Another Coalition government, another outbreak of research funding hysteria.
Treasurer Scott Morrison has cautioned the Australian Research Council to consider the popularity of new research projects, amid pressure to impose a “pub test” on the agency’s decisions.
Economist Michael Potter of the Centre for independent Studies, a classical liberal think tank, has criticised the ARC’s expert panels for funding “obscure projects” while the government reduces spending on other areas of research.
The only person with any street-cred on this issue is Brendan Nelson – long gone from the parliament – who actually vetoed several frivolous research projects.
Kudelka at the Australian is having a bit of fun:
I’m not sure what the problem is though – PhD students these days are encouraged to participate the so-called “three minute challenge” where they have to be able to explain their thesis in plain language in under three minutes. It is not clear to me why academics applying for public funding should be treated any better than they treat their own students. Many university seminars are now labelled as “Research at the pub”.
Then there are responses like this:
Our ideas are already well pub-tested, Mr Treasurer. Many a research project is hatched in a bar-room conversation. Many of us still have the scrawled-on beer coasters to prove it (#putoutyourcoasters?), and receipts to show we spent our own money to buy the booze. And there seems no end of “Research in the Pub” evenings in which academics explain their research and discuss ideas with members of the curious public.
And the fewer than 20 percent of projects that succeed in gaining funding have passed a trial by fire more intense than any front-bar witch hunt Messers Hadley or Morrison could confect. Indeed the real scandal here is how much of Australia’s top-notch intellectual effort is wasted by only funding a small proportion of the many deserving projects. If the treasurer is as worried about waste as he professes, then perhaps he should find the money to fund universities and research in line with the kinds of country Australia should hope one day to become.
That individual is annoyed because some of his own research has been identified as perhaps not passing the pub test. I was surprised to read:
The Australian Research Council no longer publishes the titles of grants in its funding announcements.
Something to hide, and they know it.
I suspect, however, this is a storm in a tea cup. The current government is a big fan of throwing money at R&D and innovation and business-university joint research. We have discussed this before, here and here. They don’t have the ticker to be tough on waste.
Underpinning the arguments we hear and see a lot is the so-called “linear model” – the notion that academic science leads to technological innovation that in turn promotes economic growth (see here for extensive discussion).
- The Myth of Infinite Return:
–There is a notion that money spent on science and innovation automatically, at some point, translates into economic growth.
- The Myth of Unfettered Research:
–This myth argues that not only will basic research have some long-term value, but any curiosity-driven research is likely to have some long-term value.

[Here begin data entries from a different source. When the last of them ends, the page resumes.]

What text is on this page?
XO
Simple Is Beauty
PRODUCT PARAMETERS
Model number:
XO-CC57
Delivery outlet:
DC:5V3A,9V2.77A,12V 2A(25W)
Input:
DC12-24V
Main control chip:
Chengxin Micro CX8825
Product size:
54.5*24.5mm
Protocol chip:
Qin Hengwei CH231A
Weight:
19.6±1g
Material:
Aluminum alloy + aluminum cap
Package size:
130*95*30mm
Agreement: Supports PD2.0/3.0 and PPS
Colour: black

–This myth rejects any notion that public funding of science be subject to a cost-benefit analysis – the more public science the better.
- The Myth of Accountability:
–All researchers need do is deliver research that is ‘scientifically sound’. In other words, scientific excellence is social accountability.
–This myth suggests that because science is a self-regulating self-correcting process that it is best left to the scientists.
- The Myth of Authoritativeness:
–Contrary to the myth, science cannot resolve political controversy. The notion that politicians can simply make decision by recourse to ‘the facts’ is nonsense.
–Political controversy revolves around value-judgements and cost-benefit analysis, not just scientific fact.
- The Myth of the Endless Frontier:
–The myth that new knowledge has no moral consequence. Poor behaviour on the part of scientists is justifiable – think climategate, stem-cell research, etc.
It is true that some university-business clusters have evolved in parts of the the US and western Europe and have driven phenomenal innovation and disruptive technologies. It isn’t clear to me, however, that the Australian environment is conducive that emulating those activities. Mostly because our friends in Canberra are too prescriptive around business regulation, taxation, and industrial relations. When government spends too much time trying to steal your super and not enough time deregulating and cutting taxes and spending it is unsurprising that businesses don’t invest or innovate.